I wrote a bash script that automatically generates a 4096 bit RSA certification key in batch mode. The new key does not expire and has sensible algorithm and keyserver preferences. Automation can prevent mistakes and make things easy and reproducible.

Do you think something like this is a good fit for the guide? I think this is more user friendly compared to navigating menus. The current version of my script obtains user credentials from git but I could make it so that it prompts the user instead.

It is also possible to generate primary and subordinate keys with a few commands:

algo=rsa4096
uid='name <email>'
expire=0

gpg --batch --quick-generate-key "$uid" $algo cert $expire

# FPR should be set to the fingerprint of the key generated above.
# Maybe gpg --list-keys --with-colons can help automate this.

for cap in sign encrypt auth; do
  gpg --batch --quick-add-key $FPR $algo $cap $expire
done

Is this information still accurate after two years?

Also, could there be a section on getting SSH authentication to work with Putty and Git Bash. I've been fighting that for nearly two weeks now with no luck.

Thanks for putting this together. I originally used Simon Josefsson's blog post that you referenced but your information seemed more up-to-date the last time I needed to do it. I know this is a moving target and I'd be willing to help test any of the steps. I'd also be willing to help script some of it if you think we could automate the process.

Thank you for this guide. I followed it and got a basic setup working. I'm trying to add a uid to my key with --edit-key, but I keep seeing "Need the secret key to do this." Is there something simple that I am missing?

This is a fantastic guide, thanks!

The only area that I couldn't successfully follow was regarding the configuration in the section on agent forwarding to use my gpg (and ssh authentication) on remote machines. IIUC, your guide suggests this should work merely by including the -A flag in the ssh command. Following the gpg wiki I found I had to look up my local extra socket, gpgconf --list-dirs agent-extra-socket, look up my remote socket, gpgconf --list-dirs agent-socket, and add RemoteForward <remote socket> <extra-socket> to my ~/.ssh/config, and also add extra-socket (and fix my pinentry-program line) in ~/.gnupg/gpg-agent.conf. On the remote host, I had to import my public key first, and add StreamLocalBindUnlink yes in /etc/ssh/sshd_config and re-load the config (something you cover in the previous section but seemingly only for some Windows-only tool). After that I could decrypt from a remote host.
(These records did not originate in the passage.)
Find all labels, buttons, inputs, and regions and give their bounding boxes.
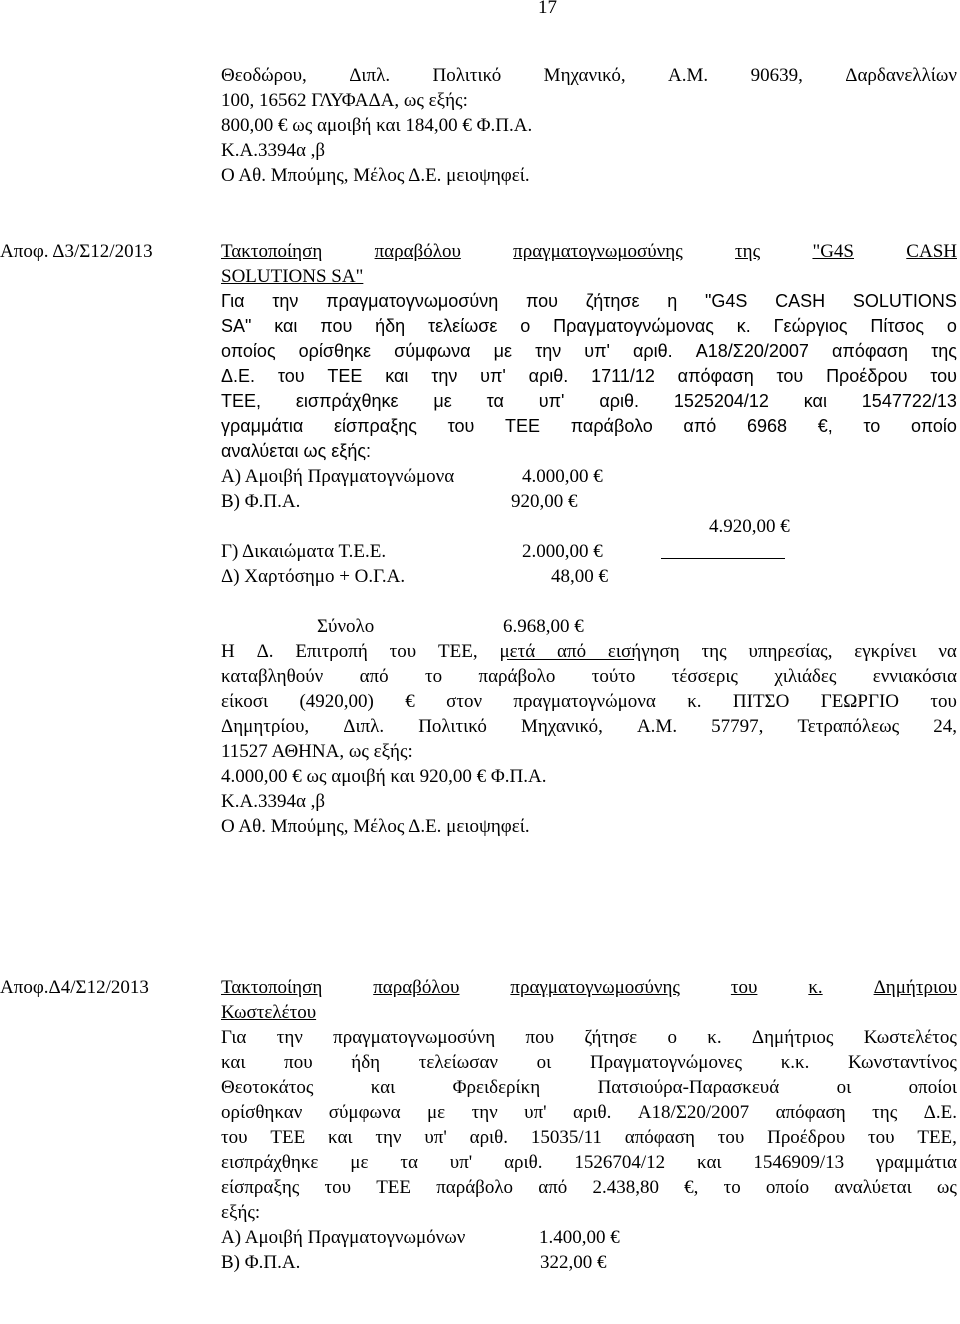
word: παράβολο xyxy=(478,666,556,687)
word: την xyxy=(431,366,458,386)
word: 1546909/13 xyxy=(753,1152,845,1173)
word: Α18/Σ20/2007 xyxy=(637,1102,750,1123)
word: ο xyxy=(520,316,531,336)
word: γραμμάτια xyxy=(221,416,304,436)
word: του xyxy=(776,366,804,386)
word: οποίοι xyxy=(908,1077,957,1098)
word: (4920,00) xyxy=(299,691,374,712)
word: SOLUTIONS xyxy=(852,291,957,311)
word: της xyxy=(931,341,957,361)
word: Θεοτοκάτος xyxy=(221,1077,314,1098)
text-line xyxy=(221,64,957,89)
word: κ.κ. xyxy=(780,1052,810,1073)
word: του xyxy=(930,366,957,386)
word: Πατσιούρα-Παρασκευά xyxy=(597,1077,780,1098)
word: υπ' xyxy=(480,366,506,386)
word: CASH xyxy=(906,241,957,262)
text-line: 11527 ΑΘΗΝΑ, ως εξής: xyxy=(221,741,413,762)
word: Πραγματογνώμονες xyxy=(589,1052,743,1073)
word: κ. xyxy=(736,316,751,336)
word: απόφαση xyxy=(775,1102,846,1123)
word: Μηχανικό, xyxy=(543,65,626,86)
word: τελείωσε xyxy=(428,316,498,336)
word: την xyxy=(535,341,562,361)
word: υπ' xyxy=(524,1102,547,1123)
word: Η xyxy=(221,641,235,662)
word: ζήτησε xyxy=(585,291,640,311)
word: πραγματογνώμονα xyxy=(513,691,656,712)
text-line xyxy=(221,340,957,365)
word: "G4S xyxy=(812,241,854,262)
word: αριθ. xyxy=(633,341,673,361)
word: εγκρίνει xyxy=(854,641,917,662)
word: την xyxy=(471,1102,498,1123)
decision-3-title-line2: SOLUTIONS SA" xyxy=(221,266,364,287)
fee-amount: 4.920,00 € xyxy=(709,516,790,537)
word: οι xyxy=(836,1077,852,1098)
word: Δημήτριου xyxy=(873,977,957,998)
word: Δ.Ε. xyxy=(221,366,256,386)
word: και xyxy=(274,316,298,336)
word: 24, xyxy=(933,716,957,737)
word: Θεοδώρου, xyxy=(221,65,307,86)
word: οποίος xyxy=(221,341,276,361)
word: από xyxy=(538,1177,568,1198)
word: ΤΕΕ xyxy=(270,1127,306,1148)
word: από xyxy=(683,416,717,436)
word: Δ.Ε. xyxy=(923,1102,957,1123)
text-line: Ο Αθ. Μπούμης, Μέλος Δ.Ε. μειοψηφεί. xyxy=(221,165,530,186)
fee-label: Γ) Δικαιώματα Τ.Ε.Ε. xyxy=(221,541,387,562)
fee-amount: 920,00 € xyxy=(511,491,578,512)
word: Προέδρου xyxy=(767,1127,846,1148)
word: που xyxy=(284,1052,313,1073)
fee-item xyxy=(221,1251,957,1276)
word: που xyxy=(525,1027,555,1048)
fee-subtotal xyxy=(221,515,957,540)
word: είσπραξης xyxy=(221,1177,300,1198)
word: απόφαση xyxy=(624,1127,695,1148)
fee-label: Δ) Χαρτόσημο + Ο.Γ.Α. xyxy=(221,566,406,587)
word: Φρειδερίκη xyxy=(452,1077,541,1098)
text-line xyxy=(221,1151,957,1176)
fee-amount: 4.000,00 € xyxy=(522,466,603,487)
word: €, xyxy=(684,1177,699,1198)
text-line xyxy=(221,290,957,315)
word: στον xyxy=(446,691,483,712)
text-line xyxy=(221,715,957,740)
word: Πολιτικό xyxy=(418,716,487,737)
word: οι xyxy=(536,1052,552,1073)
word: τα xyxy=(486,391,504,411)
word: Τακτοποίηση xyxy=(221,241,323,262)
text-line xyxy=(221,1051,957,1076)
word: και xyxy=(385,366,409,386)
word: αναλύεται xyxy=(834,1177,912,1198)
word: σύμφωνα xyxy=(328,1102,401,1123)
page-number: 17 xyxy=(538,0,557,18)
word: πραγματογνωμοσύνης xyxy=(513,241,683,262)
decision-3-label: Αποφ. Δ3/Σ12/2013 xyxy=(0,241,153,262)
word: ΤΕΕ xyxy=(505,416,541,436)
word: τα xyxy=(400,1152,418,1173)
fee-item xyxy=(221,1226,957,1251)
text-line xyxy=(221,415,957,440)
previous-decision-tail xyxy=(221,64,957,189)
word: και xyxy=(328,1127,353,1148)
word: CASH xyxy=(775,291,826,311)
word: Για xyxy=(221,291,245,311)
word: του xyxy=(867,1127,895,1148)
word: Πολιτικό xyxy=(432,65,502,86)
word: αριθ. xyxy=(573,1102,612,1123)
word: Δαρδανελλίων xyxy=(845,65,957,86)
word: κ. xyxy=(707,1027,722,1048)
word: που xyxy=(320,316,353,336)
text-line xyxy=(221,365,957,390)
word: Γεώργιος xyxy=(773,316,848,336)
word: παράβολο xyxy=(436,1177,514,1198)
word: οποίο xyxy=(910,416,957,436)
word: Κωνσταντίνος xyxy=(848,1052,957,1073)
decision-4-title-line2: Κωστελέτου xyxy=(221,1002,317,1023)
word: η xyxy=(667,291,678,311)
word: του xyxy=(324,1177,352,1198)
word: υπ' xyxy=(424,1127,447,1148)
total-amount: 6.968,00 € xyxy=(503,616,584,637)
word: οποίο xyxy=(765,1177,810,1198)
text-line: Κ.Α.3394α ,β xyxy=(221,791,326,812)
word: απόφαση xyxy=(832,341,909,361)
word: τελείωσαν xyxy=(418,1052,498,1073)
word: χιλιάδες xyxy=(774,666,837,687)
word: με xyxy=(350,1152,369,1173)
word: €, xyxy=(817,416,833,436)
word: της xyxy=(872,1102,898,1123)
word: Επιτροπή xyxy=(295,641,368,662)
word: κ. xyxy=(687,691,702,712)
text-line: 800,00 € ως αμοιβή και 184,00 € Φ.Π.Α. xyxy=(221,115,533,136)
word: που xyxy=(525,291,558,311)
fee-item xyxy=(221,490,957,515)
word: ΤΕΕ, xyxy=(438,641,478,662)
word: είσπραξης xyxy=(334,416,417,436)
word: ζήτησε xyxy=(584,1027,638,1048)
word: εισπράχθηκε xyxy=(295,391,399,411)
fee-label: Α) Αμοιβή Πραγματογνώμονα xyxy=(221,466,455,487)
word: Τακτοποίηση xyxy=(221,977,323,998)
word: με xyxy=(493,341,513,361)
word: το xyxy=(723,1177,741,1198)
word: και xyxy=(370,1077,396,1098)
decision-4-title xyxy=(221,976,957,1001)
text-line xyxy=(221,1076,957,1101)
word: και xyxy=(221,1052,246,1073)
word: αριθ. xyxy=(599,391,639,411)
word: ΓΕΩΡΓΙΟ xyxy=(820,691,900,712)
word: 15035/11 xyxy=(530,1127,602,1148)
word: ΤΕΕ, xyxy=(221,391,262,411)
word: ΠΙΤΣΟ xyxy=(732,691,790,712)
word: υπ' xyxy=(449,1152,473,1173)
word: ΤΕΕ xyxy=(376,1177,412,1198)
word: Διπλ. xyxy=(349,65,391,86)
text-line xyxy=(221,315,957,340)
decision-4 xyxy=(221,976,957,1276)
word: 1526704/12 xyxy=(574,1152,666,1173)
word: αριθ. xyxy=(504,1152,543,1173)
word: πραγματογνωμοσύνη xyxy=(333,1027,496,1048)
fee-item xyxy=(221,540,957,565)
word: τούτο xyxy=(591,666,636,687)
word: "G4S xyxy=(705,291,748,311)
word: της xyxy=(701,641,727,662)
fee-amount: 322,00 € xyxy=(540,1252,607,1273)
word: του xyxy=(717,1127,745,1148)
text-line: Κ.Α.3394α ,β xyxy=(221,140,326,161)
word: με xyxy=(427,1102,446,1123)
text-line: 4.000,00 € ως αμοιβή και 920,00 € Φ.Π.Α. xyxy=(221,766,547,787)
word: 2.438,80 xyxy=(592,1177,659,1198)
word: ως xyxy=(936,1177,957,1198)
word: απόφαση xyxy=(677,366,754,386)
word: ήδη xyxy=(375,316,406,336)
word: Α.Μ. xyxy=(636,716,678,737)
total-label: Σύνολο xyxy=(317,616,375,637)
word: 1525204/12 xyxy=(673,391,769,411)
word: εισήγηση xyxy=(607,641,680,662)
word: παράβολο xyxy=(570,416,653,436)
word: του xyxy=(221,1127,248,1148)
word: Πραγματογνώμονας xyxy=(553,316,714,336)
text-line: 100, 16562 ΓΛΥΦΑΔΑ, ως εξής: xyxy=(221,90,468,111)
text-line xyxy=(221,1176,957,1201)
word: το xyxy=(863,416,881,436)
word: Δημητρίου, xyxy=(221,716,310,737)
word: την xyxy=(276,1027,303,1048)
word: μετά xyxy=(499,641,536,662)
fee-amount: 1.400,00 € xyxy=(539,1227,620,1248)
word: παραβόλου xyxy=(373,977,460,998)
fee-label: Β) Φ.Π.Α. xyxy=(221,491,301,512)
word: και xyxy=(697,1152,722,1173)
word: του xyxy=(447,416,475,436)
word: αριθ. xyxy=(469,1127,509,1148)
decision-3-title xyxy=(221,240,957,265)
subtotal-rule xyxy=(661,558,785,559)
text-line: εξής: xyxy=(221,1202,261,1223)
word: παραβόλου xyxy=(374,241,461,262)
word: 1711/12 xyxy=(591,366,655,386)
word: 1547722/13 xyxy=(861,391,957,411)
spacer-row xyxy=(221,590,957,615)
word: ήδη xyxy=(351,1052,381,1073)
word: ορίσθηκε xyxy=(298,341,372,361)
word: ο xyxy=(946,316,957,336)
word: Για xyxy=(221,1027,247,1048)
word: να xyxy=(938,641,957,662)
word: 90639, xyxy=(750,65,803,86)
word: € xyxy=(405,691,415,712)
fee-item xyxy=(221,565,957,590)
word: ΤΕΕ xyxy=(327,366,363,386)
word: Προέδρου xyxy=(826,366,908,386)
word: με xyxy=(433,391,452,411)
text-line xyxy=(221,665,957,690)
word: την xyxy=(272,291,299,311)
word: 6968 xyxy=(746,416,787,436)
word: κ. xyxy=(808,977,823,998)
decision-3 xyxy=(221,240,957,840)
fee-total xyxy=(221,615,957,640)
word: υπ' xyxy=(584,341,610,361)
fee-amount: 2.000,00 € xyxy=(522,541,603,562)
word: του xyxy=(930,691,957,712)
word: του xyxy=(389,641,417,662)
word: από xyxy=(359,666,389,687)
word: Α.Μ. xyxy=(668,65,709,86)
word: Δ. xyxy=(256,641,274,662)
word: εισπράχθηκε xyxy=(221,1152,319,1173)
word: σύμφωνα xyxy=(394,341,471,361)
word: Τετραπόλεως xyxy=(797,716,900,737)
text-line xyxy=(221,390,957,415)
word: της xyxy=(735,241,761,262)
text-line: αναλύεται ως εξής: xyxy=(221,441,372,461)
word: ο xyxy=(667,1027,677,1048)
decision-4-label: Αποφ.Δ4/Σ12/2013 xyxy=(0,977,149,998)
word: Δημήτριος xyxy=(751,1027,834,1048)
total-rule xyxy=(507,659,634,660)
text-line xyxy=(221,640,957,665)
word: Πίτσος xyxy=(870,316,925,336)
word: SA" xyxy=(221,316,252,336)
fee-label: Β) Φ.Π.Α. xyxy=(221,1252,301,1273)
word: από xyxy=(557,641,587,662)
fee-item xyxy=(221,465,957,490)
text-line xyxy=(221,1101,957,1126)
word: το xyxy=(424,666,443,687)
fee-amount: 48,00 € xyxy=(551,566,608,587)
word: και xyxy=(803,391,827,411)
word: είκοσι xyxy=(221,691,269,712)
word: ορίσθηκαν xyxy=(221,1102,303,1123)
word: αριθ. xyxy=(528,366,569,386)
text-line xyxy=(221,690,957,715)
word: γραμμάτια xyxy=(876,1152,957,1173)
word: 57797, xyxy=(711,716,764,737)
word: πραγματογνωμοσύνη xyxy=(326,291,499,311)
word: Διπλ. xyxy=(343,716,385,737)
word: Κωστελέτος xyxy=(863,1027,957,1048)
word: καταβληθούν xyxy=(221,666,324,687)
text-line xyxy=(221,1026,957,1051)
fee-label: Α) Αμοιβή Πραγματογνωμόνων xyxy=(221,1227,466,1248)
word: τέσσερις xyxy=(671,666,738,687)
text-line: Ο Αθ. Μπούμης, Μέλος Δ.Ε. μειοψηφεί. xyxy=(221,816,530,837)
word: υπηρεσίας, xyxy=(748,641,833,662)
word: υπ' xyxy=(538,391,565,411)
word: του xyxy=(730,977,758,998)
word: πραγματογνωμοσύνης xyxy=(510,977,680,998)
word: την xyxy=(375,1127,402,1148)
word: Μηχανικό, xyxy=(520,716,603,737)
word: εννιακόσια xyxy=(872,666,957,687)
word: Α18/Σ20/2007 xyxy=(695,341,809,361)
word: του xyxy=(277,366,305,386)
text-line xyxy=(221,1126,957,1151)
word: ΤΕΕ, xyxy=(917,1127,957,1148)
Not sure if there is a way to get this to work without needing root access on the remote machine.
(In my experiment I also needed to reboot the remote machine first, though probably that could be avoided by using some appropriate service reload commands.... Also would need further steps to enable the ssh from the remote machine, probably similar to what you already document for the local machine(?)

Is there a better way than the above, e.g. that lets you get this to work with just ForwardAgent yes and not mucking around for sockets? Is this something you would consider extending in the guide, or would entertain a PR for?